The overall variation due to noise was 35%, while 7% was due to patient characteristics 58% represented true differences in hospital SSI rates. When the caseloads were divided into low (< 65 cases), medium (65-115), and high (> 115) caseloads, the proportion of variation explained by patient factors was relatively constant across volume ranging from 3-5% (Figure 1). The number of patients in each group was 10, 455 (low caseload), 5,850 (medium), and 2,150 (high).

Figure 1
The proportion of superficial SSIs after colon resections that are attributable to patient factors, “noise” or measurement error, and hospital performance.

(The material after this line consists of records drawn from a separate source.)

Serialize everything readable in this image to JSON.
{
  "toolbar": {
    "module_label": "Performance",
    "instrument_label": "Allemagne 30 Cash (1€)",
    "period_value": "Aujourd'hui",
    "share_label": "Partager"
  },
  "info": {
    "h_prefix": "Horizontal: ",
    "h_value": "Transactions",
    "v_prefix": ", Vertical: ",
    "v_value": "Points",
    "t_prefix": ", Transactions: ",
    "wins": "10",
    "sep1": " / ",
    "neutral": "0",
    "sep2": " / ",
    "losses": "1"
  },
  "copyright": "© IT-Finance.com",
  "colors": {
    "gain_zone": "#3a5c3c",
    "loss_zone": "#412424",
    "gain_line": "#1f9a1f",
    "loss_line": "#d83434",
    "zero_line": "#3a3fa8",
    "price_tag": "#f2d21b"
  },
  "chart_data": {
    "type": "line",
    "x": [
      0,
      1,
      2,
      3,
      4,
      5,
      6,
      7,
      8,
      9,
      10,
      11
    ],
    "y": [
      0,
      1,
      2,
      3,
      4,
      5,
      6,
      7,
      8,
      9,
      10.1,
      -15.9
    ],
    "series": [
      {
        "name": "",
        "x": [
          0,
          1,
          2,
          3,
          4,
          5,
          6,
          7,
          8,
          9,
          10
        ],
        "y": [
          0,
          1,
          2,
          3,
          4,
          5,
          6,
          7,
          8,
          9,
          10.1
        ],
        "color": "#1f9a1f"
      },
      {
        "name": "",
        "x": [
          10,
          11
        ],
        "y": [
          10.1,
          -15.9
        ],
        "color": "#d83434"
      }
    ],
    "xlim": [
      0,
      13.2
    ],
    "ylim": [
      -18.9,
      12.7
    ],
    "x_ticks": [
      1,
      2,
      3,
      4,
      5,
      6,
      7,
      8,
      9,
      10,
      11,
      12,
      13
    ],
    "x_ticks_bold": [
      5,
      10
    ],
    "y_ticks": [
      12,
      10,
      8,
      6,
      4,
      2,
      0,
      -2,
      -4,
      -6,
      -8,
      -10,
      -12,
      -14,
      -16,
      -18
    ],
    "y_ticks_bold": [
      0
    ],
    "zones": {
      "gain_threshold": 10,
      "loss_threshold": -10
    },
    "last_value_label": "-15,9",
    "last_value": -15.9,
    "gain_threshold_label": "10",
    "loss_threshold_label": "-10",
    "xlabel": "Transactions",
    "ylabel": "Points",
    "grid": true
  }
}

The proportion of variation between hospitals attributable to patient risk factors remained relatively constant, ranging from 3-5%. The proportion of variation explained by noise decreased as caseload increased – from 57% to 28% to 18%. When hospital volume was graphed against reliability, there was increased reliability with increased hospital caseload (Figure 2). In order to achieve a cut-off of 70% reliability, a minimum of 94 cases had to be reported. By this standard, only 54% of hospitals had enough cases for SSI rates to be considered a reliable quality indicator.

Figure 2
Relationship between reliability and hospital caseload of colon resections based on the ACS NSQIP 2007 database.


Surgical site infections (SSIs) are increasingly used as a measure of hospital quality.8,9 This study demonstrates that SSI rates are a reliable measure of hospital quality when an adequate number of cases have been reported. When the number of cases is low (< 65), more than 50% of variability between hospitals is due to statistical noise. When the number of cases reported is less than 94, reliability falls below the acceptable threshold of 70% reliability. Furthermore, for hospitals in the highest tertile by caseload, quality was the largest contributor to explaining variations in outcome. Although patient factors are important for explaining variation at the level of the individual, they contributed little overall to the variations in hospital outcomes.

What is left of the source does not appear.